Green had a 12-year career, throwing for 4,000-plus yards three times with 162 touchdowns. Esiason made four Pro Bowls and was the 1988 NFL MVP.
“I still have to see a lot more. A lot more," Esiason said. "I know that Coach Ryan was real excited about his athleticism and all of the things that you love. And this is Tyrod’s first time starting. So let’s not jump to conclusions one way or the other. The good thing about Tyrod is he cares. He wants to do it. So that’s the first part that you have to get. I think the limited success he had this year is going to bode well for him going into next year. Even they are not sure if he’s the long-term answer. Only time will tell.”
Right now, the Bills probably couldn't pay Taylor big money even if they wanted to. General manager Doug Whaley says the team needs to see more before making a financial commitment to the quarterback, and that the team "absolutely" would consider drafting a QB in the early rounds. For good reason, too. The Bills have botched this position repeatedly through the years.
False hope in a Losman, an Edwards, etc. has prevented the team from drafting future All-Pros. A quarterback-starved team has drafted only four since Jim Kelly retired in 1997.
Green isn't so sure Taylor is the guy long term. Yet.
“Before giving him the long-term deal, I’d like to see more," Green said. "I think this past year, he showed great signs that’s a real possibility. He has the arm strength. He has the mobility. I think dealing with some of the health issues he did during the season, you just want to see more of it before you give him that big deal.”
Health is one of the three points Whaley alluded to when asked after the season what he still needs to see. The Bills would like to see him slide more often and avoid big hits. This isn't a 6-foot-5, 245-pound Cam Newton. Taylor is 6 foot 1, 215 pounds and suffered shoulder and knee injuries his first season as a starter.
And Taylor missing two games — losses to Cincinnati and Jacksonville — proved costly for the 8-8 Bills.
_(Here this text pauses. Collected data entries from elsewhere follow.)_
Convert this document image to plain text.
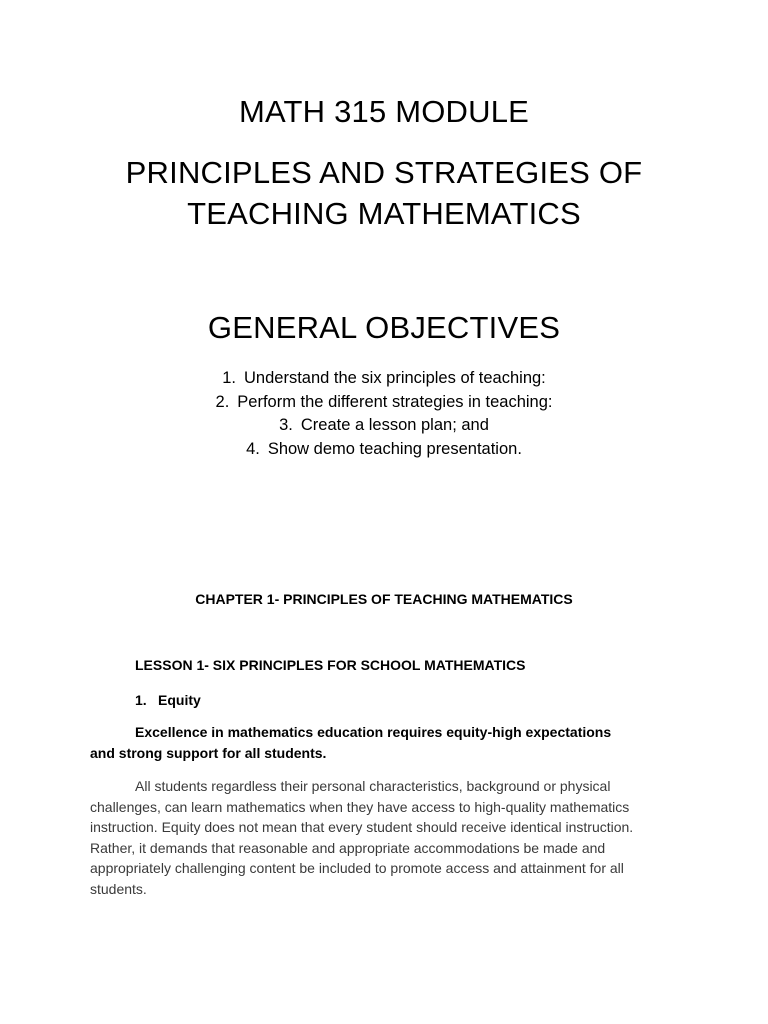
MATH 315 MODULE
PRINCIPLES AND STRATEGIES OF
TEACHING MATHEMATICS
GENERAL OBJECTIVES
1. Understand the six principles of teaching:
2. Perform the different strategies in teaching:
3. Create a lesson plan; and
4. Show demo teaching presentation.
CHAPTER 1- PRINCIPLES OF TEACHING MATHEMATICS
LESSON 1- SIX PRINCIPLES FOR SCHOOL MATHEMATICS
1. Equity
Excellence in mathematics education requires equity-high expectations
and strong support for all students.
All students regardless their personal characteristics, background or physical
challenges, can learn mathematics when they have access to high-quality mathematics
instruction. Equity does not mean that every student should receive identical instruction.
Rather, it demands that reasonable and appropriate accommodations be made and
appropriately challenging content be included to promote access and attainment for all
students.
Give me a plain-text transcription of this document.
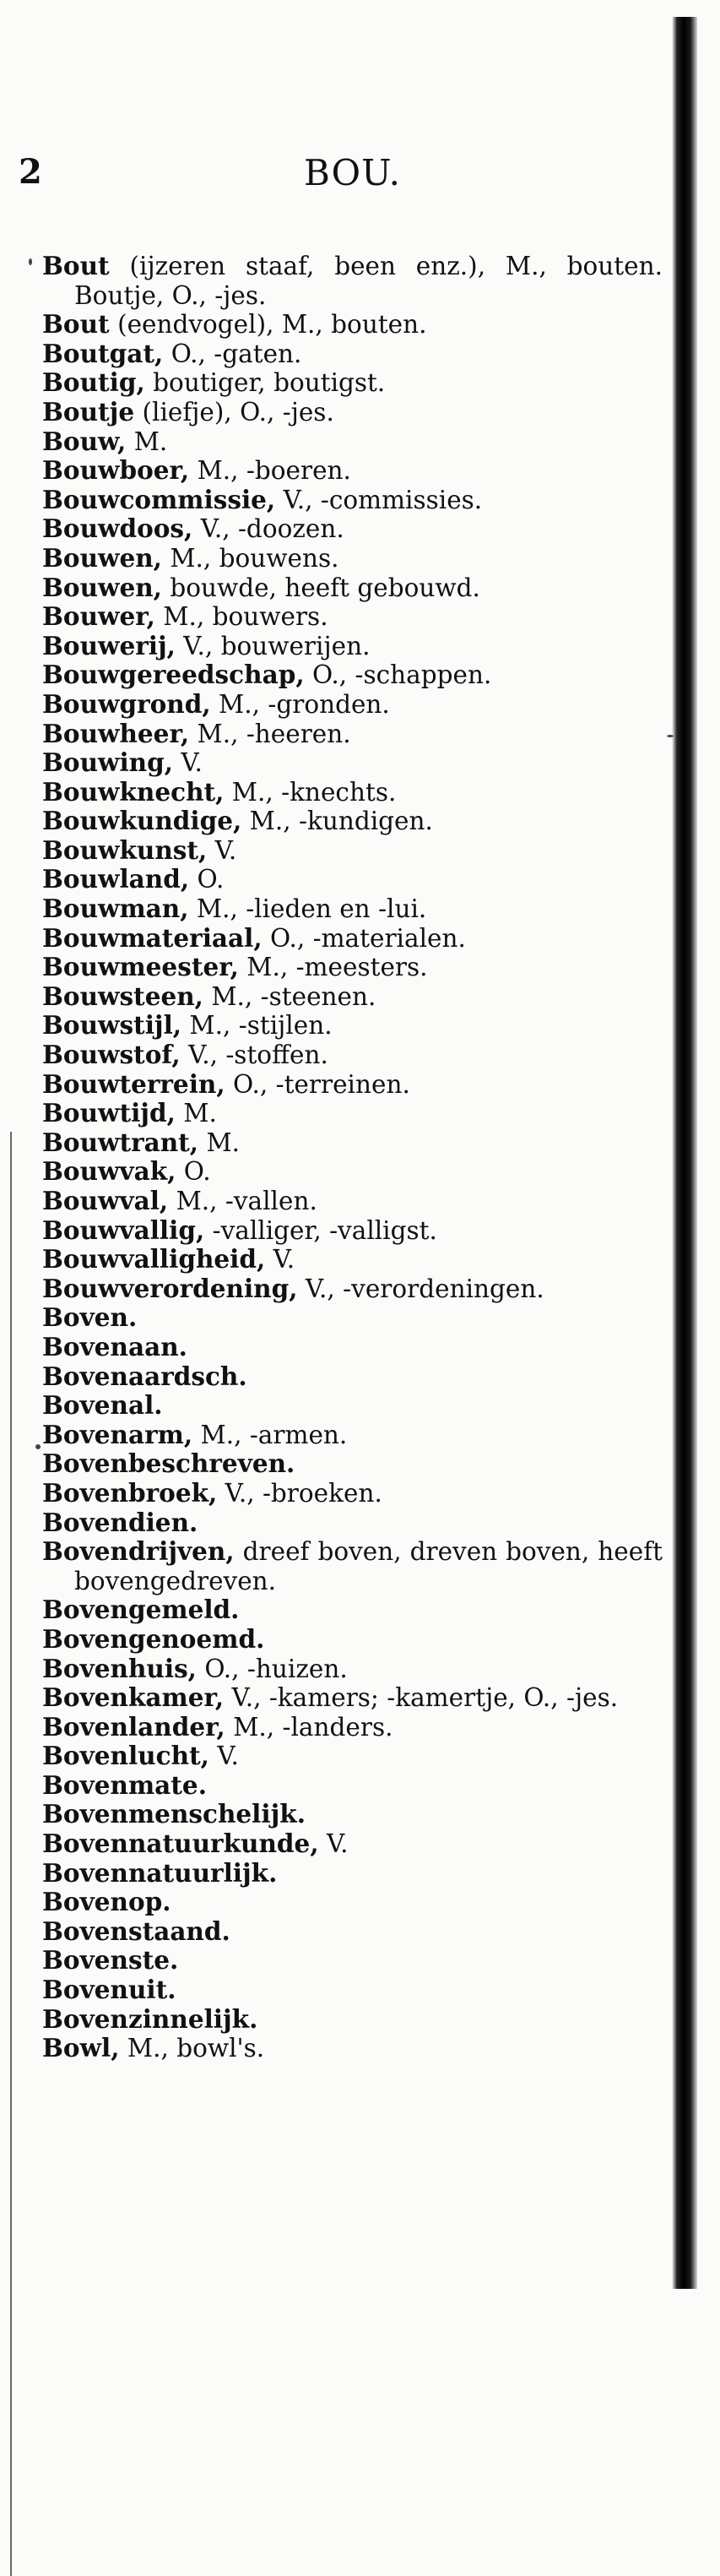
2	BOU.
Bout (ijzeren staaf, been enz.), M., bouten. Boutje, O., -jes.
Bout (eendvogel), M., bouten.
Boutgat, O., -gaten.
Boutig, boutiger, boutigst.
Boutje (liefje), O., -jes.
Bouw, M.
Bouwboer, M., -boeren.
Bouwcommissie, V., -commissies.
Bouwdoos, V., -doozen.
Bouwen, M., bouwens.
Bouwen, bouwde, heeft gebouwd.
Bouwer, M., bouwers.
Bouwerij, V., bouwerijen.
Bouwgereedschap, O., -schappen.
Bouwgrond, M., -gronden.
Bouwheer, M., -heeren.
Bouwing, V.
Bouwknecht, M., -knechts.
Bouwkundige, M., -kundigen.
Bouwkunst, V.
Bouwland, O.
Bouwman, M., -lieden en -lui.
Bouwmateriaal, O., -materialen.
Bouwmeester, M., -meesters.
Bouwsteen, M., -steenen.
Bouwstijl, M., -stijlen.
Bouwstof, V., -stoffen.
Bouwterrein, O., -terreinen.
Bouwtijd, M.
Bouwtrant, M.
Bouwvak, O.
Bouwval, M., -vallen.
Bouwvallig, -valliger, -valligst.
Bouwvalligheid, V.
Bouwverordening, V., -verordeningen.
Boven.
Bovenaan.
Bovenaardsch.
Bovenal.
Bovenarm, M., -armen.
Bovenbeschreven.
Bovenbroek, V., -broeken.
Bovendien.
Bovendrijven, dreef boven, dreven boven, heeft bovengedreven.
Bovengemeld.
Bovengenoemd.
Bovenhuis, O., -huizen.
Bovenkamer, V., -kamers; -kamertje, O., -jes.
Bovenlander, M., -landers.
Bovenlucht, V.
Bovenmate.
Bovenmenschelijk.
Bovennatuurkunde, V.
Bovennatuurlijk.
Bovenop.
Bovenstaand.
Bovenste.
Bovenuit.
Bovenzinnelijk.
Bowl, M., bowl's.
This has to be one concern to the Bills' front office.
Said Green, "The durability factor is a major thing if you’re going to make that type of financial commitment. I know Tyrod’s not as big as Michael Vick was in Vick’s heyday. There’s some concern with that, yeah.”
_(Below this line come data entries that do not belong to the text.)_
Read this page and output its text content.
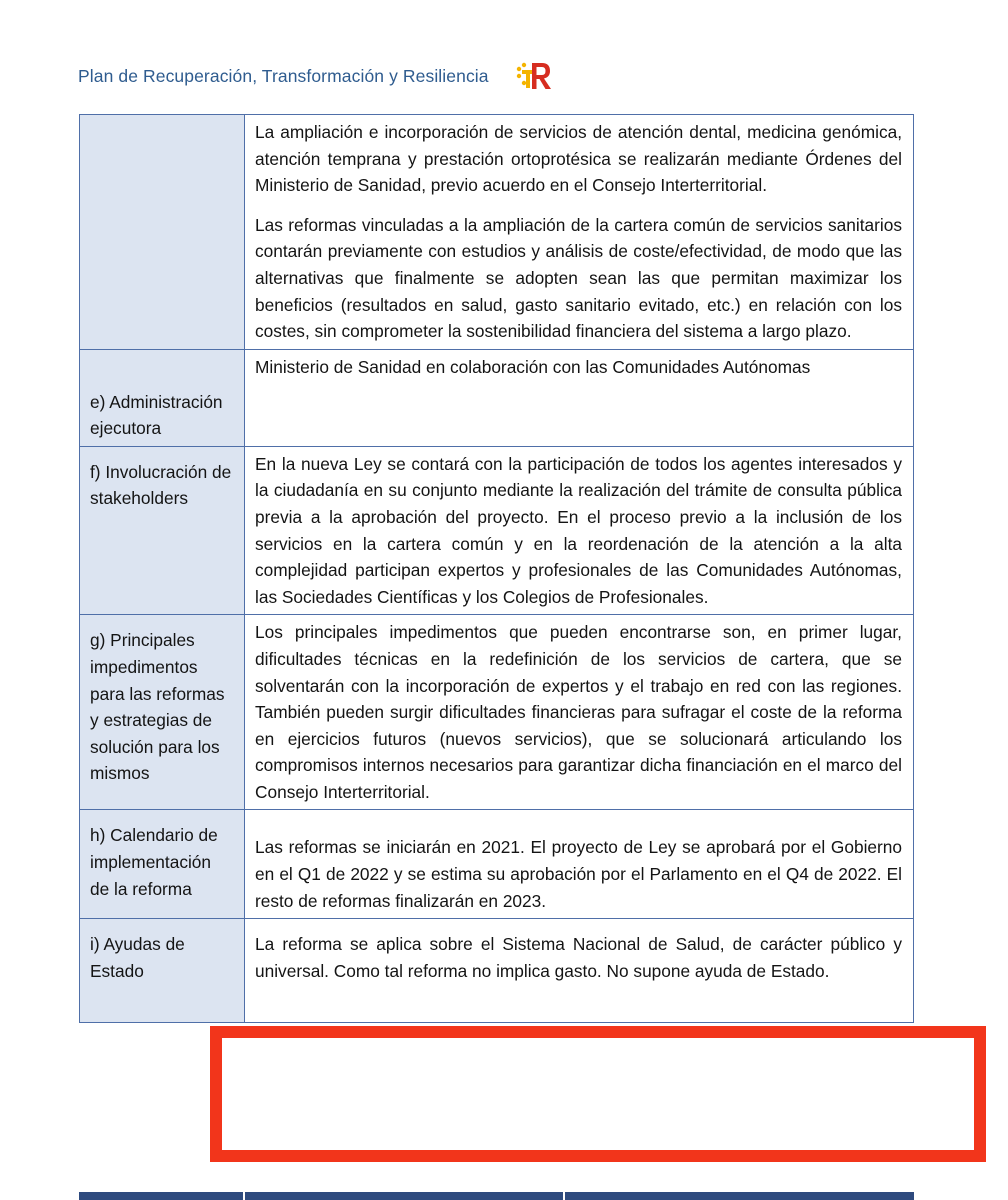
Plan de Recuperación, Transformación y Resiliencia

	La ampliación e incorporación de servicios de atención dental, medicina genómica, atención temprana y prestación ortoprotésica se realizarán mediante Órdenes del Ministerio de Sanidad, previo acuerdo en el Consejo Interterritorial.

Las reformas vinculadas a la ampliación de la cartera común de servicios sanitarios contarán previamente con estudios y análisis de coste/efectividad, de modo que las alternativas que finalmente se adopten sean las que permitan maximizar los beneficios (resultados en salud, gasto sanitario evitado, etc.) en relación con los costes, sin comprometer la sostenibilidad financiera del sistema a largo plazo.

e) Administración ejecutora	Ministerio de Sanidad en colaboración con las Comunidades Autónomas

f) Involucración de stakeholders	En la nueva Ley se contará con la participación de todos los agentes interesados y la ciudadanía en su conjunto mediante la realización del trámite de consulta pública previa a la aprobación del proyecto. En el proceso previo a la inclusión de los servicios en la cartera común y en la reordenación de la atención a la alta complejidad participan expertos y profesionales de las Comunidades Autónomas, las Sociedades Científicas y los Colegios de Profesionales.

g) Principales impedimentos para las reformas y estrategias de solución para los mismos	Los principales impedimentos que pueden encontrarse son, en primer lugar, dificultades técnicas en la redefinición de los servicios de cartera, que se solventarán con la incorporación de expertos y el trabajo en red con las regiones. También pueden surgir dificultades financieras para sufragar el coste de la reforma en ejercicios futuros (nuevos servicios), que se solucionará articulando los compromisos internos necesarios para garantizar dicha financiación en el marco del Consejo Interterritorial.

h) Calendario de implementación de la reforma	Las reformas se iniciarán en 2021. El proyecto de Ley se aprobará por el Gobierno en el Q1 de 2022 y se estima su aprobación por el Parlamento en el Q4 de 2022. El resto de reformas finalizarán en 2023.

i) Ayudas de Estado	La reforma se aplica sobre el Sistema Nacional de Salud, de carácter público y universal. Como tal reforma no implica gasto. No supone ayuda de Estado.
And Green would know. Injuries stunted his promising career. In 1999, a torn ACL ended his season and opened a door for Kurt Warner. On to Kansas City, in 2006, he suffered a severe concussion on a hit from Cincinnati's Robert Geathers. With the Dolphins, he was once carted off on a stretcher.
As a quarterback, he knows you have to think big picture play to play.
“I didn’t until they started happening," Green said. "I didn’t until later in my career. And I was a lot slower in my career and I had already had a couple concussions. So you start thinking about it in that point in time.”
No, Esiason doesn't believe Taylor's smaller stature will be a major factor in the decision-making process, pointing to other quarterbacks who have found a way to stay healthy. Look at Russell Wilson, at Drew Brees at all the examples, he said.
“When you’re smaller," Esiason said, "you just have to play smarter, you have to play bigger, you have to do things to put yourself in the right position to throw the football. And there’s more to playing the game than the physical stature of somebody. They have to have it in here.
“So I don’t know yet. That’s the best answer I can give you.”
At some point, the Bills will make a decision on Taylor that'll chart the franchise's future. Much of Taylor's success in 2015 came on the run or throwing deep to wide receiver Sammy Watkins. The Bills might need to see him dissect a defense with more regularity in Year 2.
To Green, a quarterback can develop this. It's not something someone either has or doesn't have.
Just look at the quarterback taking center stage Sunday: Cam Newton.
"It’s Cam’s fifth year and everything kind of slowed down for him," Green said. "The turnovers, the touchdowns, all those things. Look at what they’re doing with Mike Shula. When you break down the film, the 3x1’s and the combinations they’re doing, it’s all based on what the defense does. So if the defense rolls this way, you go to that side. If they roll that way, go that way. Cam’s really evolved so I know with Taylor he was in Baltimore, he was with Flacco and Cam Cameron. He’s had some good tutelage and good guys to learn underneath.
"I’d just like to see him have another good year, continue to grow and I think that’s something he can definitely do.”